I’m not sure if it was a blessing or a curse however. Of course, I’d be crazy to say I am so ready for the board exams. I mean, nobody would claim that prior to taking, so I guess the delay would buy me more time to cram – if I’d have the itch to review at least in time for November; but at the same time, it’s disgusting knowing that sure, I didn’t fail but what the hell, I didn’t even get to try!
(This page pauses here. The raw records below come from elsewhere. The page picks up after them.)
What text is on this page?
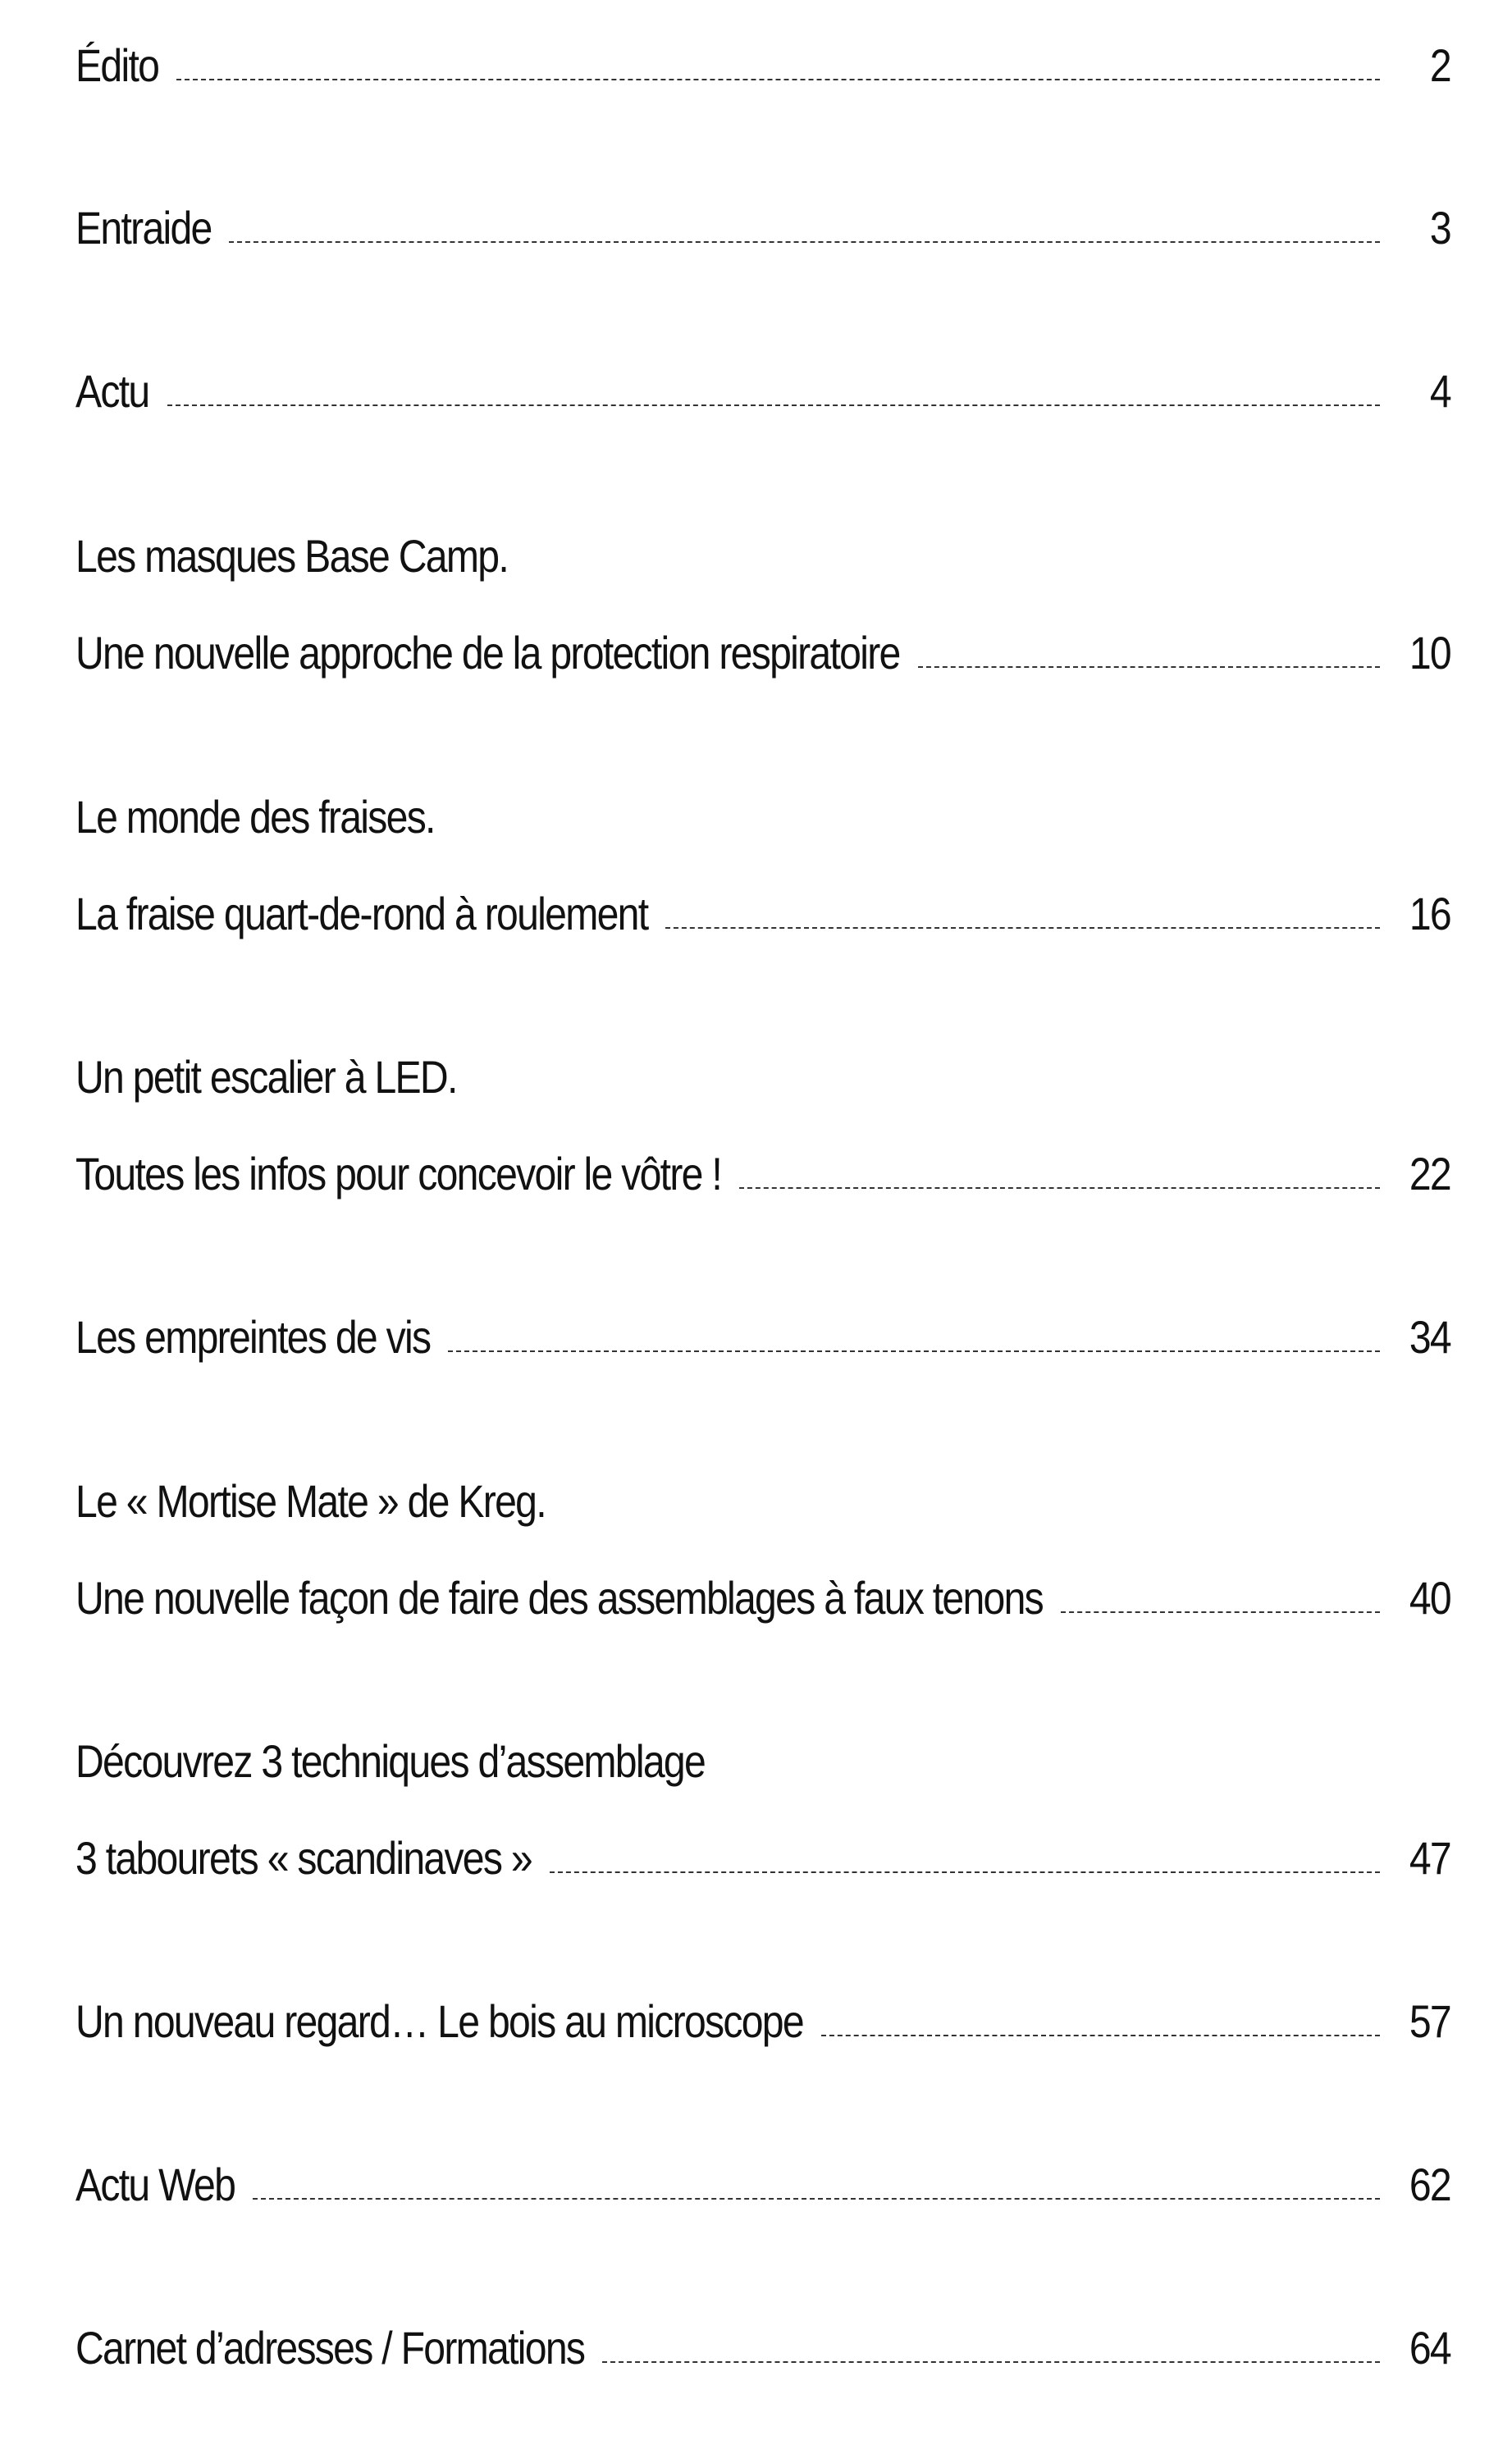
Édito	2
Entraide	3
Actu	4
Les masques Base Camp.
Une nouvelle approche de la protection respiratoire	10
Le monde des fraises.
La fraise quart-de-rond à roulement	16
Un petit escalier à LED.
Toutes les infos pour concevoir le vôtre !	22
Les empreintes de vis	34
Le « Mortise Mate » de Kreg.
Une nouvelle façon de faire des assemblages à faux tenons	40
Découvrez 3 techniques d’assemblage
3 tabourets « scandinaves »	47
Un nouveau regard… Le bois au microscope	57
Actu Web	62
Carnet d’adresses / Formations	64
But I’m not about to extend the damage done to me by this circumstance by being a rotten tomato for five or six months, nor would I exacerbate the 50,000 neuron destruction per day occurring on my head by constantly over analyzing what the fuck happened. No matter how uncharacteristic of me, I guess the best and most logical thing to do is face this situation as real as possible without any regret, that would lead me nowhere for sure. Though what happened is disgustingly irritating, I would accept this as a challenge to do better in the second season and as a test of faith. In the middle of an unbelievable quarter life crisis, all of the impossible things happening to me, I leave to the Absolute to make possible, that in the long run things would turn out as necessary evils and it’ll be better – no, great for me in the end. Now that’s inspiring.
But I guess, for a moment, it won’t be too much if I wallow in some hate that I brewed inside me.
So what the hell, I was fucking victimized!
And for once, I horribly hated it that it wasn’t my fault!